“Portakalı
soydum, baş ucuma koydum, ben bir yalan uydurdum.”
Çocuktuk,
güzel oyunlarımız vardı. Çocukluktan bu yana yalancıktan yaptıklarımız kaldı. Yalan, denize düşünce tutunduğumuz yılan. Çıkmaz
sokakların hayale açılan kapısı. Olmaya çalışmaktansa ol/muş gibi yapmak. Elle
tutulmayan, gözle görünmeyen ne varsa hep; şüphe yüklü. Şüpheden bir gece elbisesi biçiyor terzimiz. Gece on iki olmadan diyor.
-Çünkü yalancının mumu yatsıya kadar yanar.- Mum eriyor. Kandiller sönüyor. Ve
her şeyi; karanlığın kucağına bırakıyor yalan. Oyunlarımıza alet ettiğimiz
yalan, bizi oyunlarına alet ediyor. Söze gelince, yalandan korktuğu kadar
yılandan korkmayanlar. Ah onlar yok mu onlar ah! Ele güne oynayıp, el ne der
kaygısı çekenler. Onların yıkılmamış duvarları vardır. Yıktıkları yuvalar.

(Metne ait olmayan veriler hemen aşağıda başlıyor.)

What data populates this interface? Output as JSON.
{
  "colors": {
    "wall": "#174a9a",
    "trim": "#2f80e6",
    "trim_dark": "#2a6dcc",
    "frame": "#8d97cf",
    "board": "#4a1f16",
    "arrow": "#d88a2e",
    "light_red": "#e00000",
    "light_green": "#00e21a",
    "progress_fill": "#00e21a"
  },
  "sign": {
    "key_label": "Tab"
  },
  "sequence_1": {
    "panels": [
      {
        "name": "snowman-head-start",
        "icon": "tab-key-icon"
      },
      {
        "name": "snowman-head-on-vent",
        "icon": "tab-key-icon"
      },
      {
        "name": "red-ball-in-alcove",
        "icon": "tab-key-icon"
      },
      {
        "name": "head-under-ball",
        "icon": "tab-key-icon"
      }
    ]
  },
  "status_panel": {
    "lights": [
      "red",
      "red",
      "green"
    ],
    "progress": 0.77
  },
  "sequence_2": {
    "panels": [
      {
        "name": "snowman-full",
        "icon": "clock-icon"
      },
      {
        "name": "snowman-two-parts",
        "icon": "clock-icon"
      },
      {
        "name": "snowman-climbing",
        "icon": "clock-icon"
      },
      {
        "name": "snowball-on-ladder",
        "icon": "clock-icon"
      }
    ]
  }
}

Davetsiz misafirdir yalan. Kırk kat kilidi aşıp kurulur sofraya yalan.
En güzel yemeği, en güzel şarkıyı, henüz
açılmamış çikolata paketini zehir eder. Boğazımızda düğümlenir lokmalar.

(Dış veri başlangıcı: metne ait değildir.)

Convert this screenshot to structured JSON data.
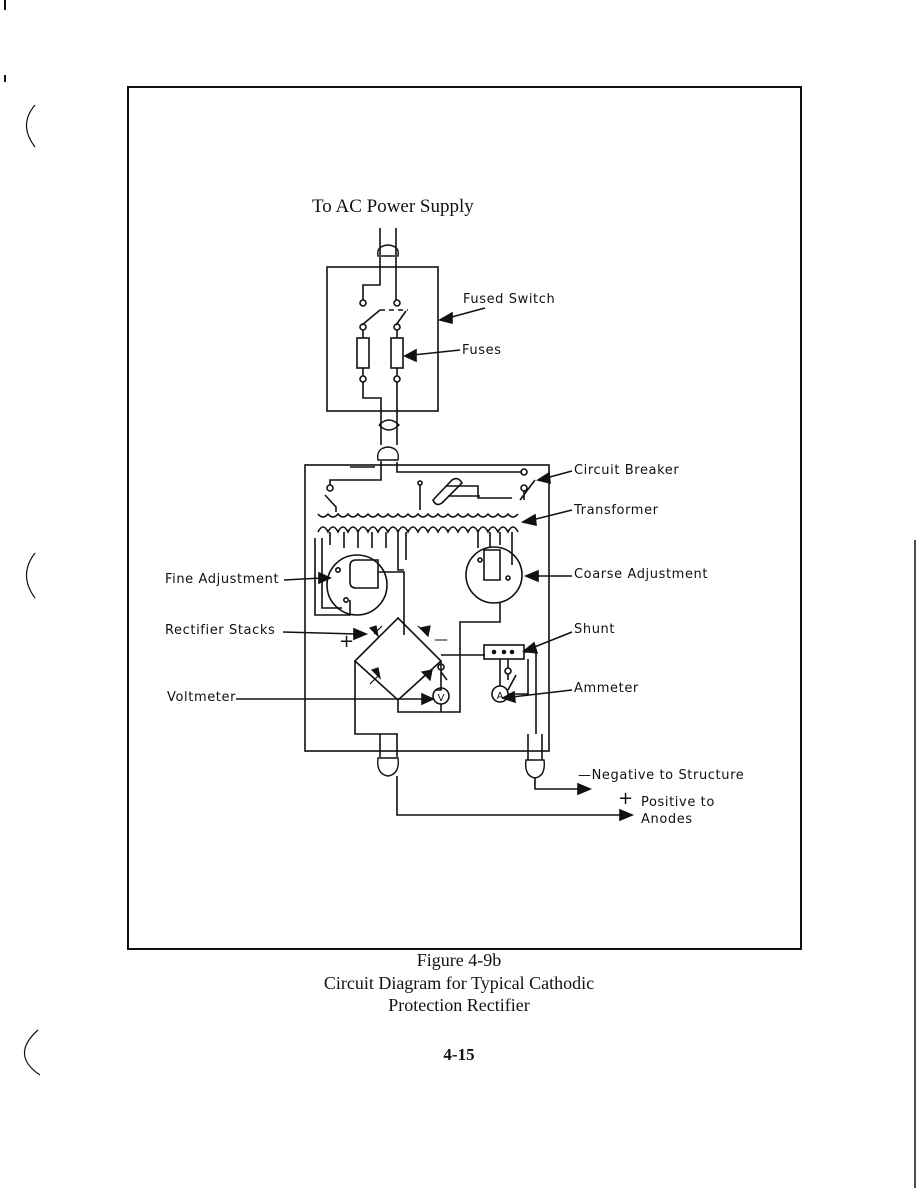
{
  "diagram": {
    "supply_label": "To AC Power Supply",
    "labels": {
      "fused_switch": "Fused Switch",
      "fuses": "Fuses",
      "circuit_breaker": "Circuit Breaker",
      "transformer": "Transformer",
      "coarse_adjustment": "Coarse Adjustment",
      "fine_adjustment": "Fine Adjustment",
      "rectifier_stacks": "Rectifier Stacks",
      "shunt": "Shunt",
      "ammeter": "Ammeter",
      "voltmeter": "Voltmeter",
      "negative": "—Negative to Structure",
      "positive_sign": "+",
      "positive_1": "Positive to",
      "positive_2": "Anodes",
      "plus_mark": "+",
      "minus_mark": "—",
      "ammeter_symbol": "A",
      "voltmeter_symbol": "V"
    }
  },
  "caption": {
    "figure": "Figure 4-9b",
    "title_line1": "Circuit Diagram for Typical Cathodic",
    "title_line2": "Protection Rectifier"
  },
  "page_number": "4-15"
}
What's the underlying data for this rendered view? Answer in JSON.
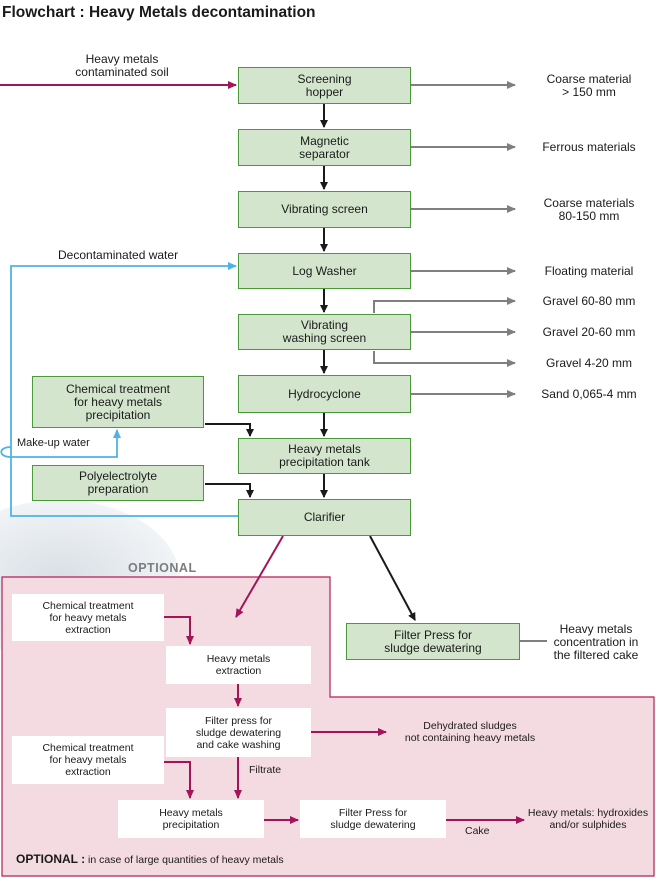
{
  "title": "Flowchart : Heavy Metals decontamination",
  "input_label": "Heavy metals\ncontaminated soil",
  "main_boxes": {
    "screening_hopper": "Screening\nhopper",
    "magnetic_separator": "Magnetic\nseparator",
    "vibrating_screen": "Vibrating screen",
    "log_washer": "Log Washer",
    "vibrating_washing_screen": "Vibrating\nwashing screen",
    "hydrocyclone": "Hydrocyclone",
    "precipitation_tank": "Heavy metals\nprecipitation tank",
    "clarifier": "Clarifier",
    "chemical_treatment_precip": "Chemical treatment\nfor heavy metals\nprecipitation",
    "polyelectrolyte": "Polyelectrolyte\npreparation",
    "filter_press_main": "Filter Press for\nsludge dewatering"
  },
  "outputs": {
    "coarse_material": "Coarse material\n> 150 mm",
    "ferrous": "Ferrous materials",
    "coarse_materials_80_150": "Coarse materials\n80-150 mm",
    "floating": "Floating material",
    "gravel_60_80": "Gravel 60-80 mm",
    "gravel_20_60": "Gravel 20-60 mm",
    "gravel_4_20": "Gravel 4-20 mm",
    "sand": "Sand 0,065-4 mm",
    "concentration_cake": "Heavy metals\nconcentration in\nthe filtered cake"
  },
  "water_labels": {
    "decontaminated_water": "Decontaminated water",
    "make_up_water": "Make-up water"
  },
  "optional": {
    "heading": "OPTIONAL",
    "chem_extraction_1": "Chemical treatment\nfor heavy metals\nextraction",
    "extraction": "Heavy metals\nextraction",
    "filter_press_washing": "Filter press for\nsludge dewatering\nand cake washing",
    "dehydrated_sludges": "Dehydrated sludges\nnot containing heavy metals",
    "chem_extraction_2": "Chemical treatment\nfor heavy metals\nextraction",
    "filtrate": "Filtrate",
    "precipitation": "Heavy metals\nprecipitation",
    "filter_press_opt": "Filter Press for\nsludge dewatering",
    "cake": "Cake",
    "hydroxides": "Heavy metals: hydroxides\nand/or sulphides",
    "footnote_bold": "OPTIONAL :",
    "footnote_text": " in case of large quantities of heavy metals"
  },
  "colors": {
    "green_fill": "#d3e6cd",
    "green_border": "#4a9a3c",
    "pink_panel": "#f4dbe1",
    "pink_border": "#b31f5a",
    "magenta_arrow": "#a3155a",
    "blue_water": "#4fb3e8",
    "gray_arrow": "#7f7f7f"
  }
}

Düğümlere üfleyen kadınlar. Balkanlardan geldiğini uydurduğumuz soğuk hava
dalgası. Düne kadar sıcacık olan yuvamızı, soğuk savaş cephesi yaparlar. Aynı
evde, aynı savaşın farklı tarafları oluveririz. Evlerden ırağı olsun, böylesi
yalanın, yalan/cıktan yalanın.
Fakat yalanın türleri de vardır. Pembesi,
beyazı... İşin rengini değiştiren renkleri vardır. Hele bir de toz pembesi
vardır ki yalanın; ağızlara layık, pamuk şekeri tadında. Yalan, pamuk şekeri
kadar çekici ve geçicidir. Geçici olan yalnız tadıdır, elinize yapışır öyle
kolay kolay bırakmaz. Çoğu dosttan da vefalıdır yalan. Unutturmaz kendini. Ve yalnız
zeki adamların işidir. -Çünkü kuvvetli hafıza gerektirir.- Aldanmak aptalların
işi, tezgâhın arkasında zekiler. En kırmızı elmayı gösterip çürüğünü satanlar.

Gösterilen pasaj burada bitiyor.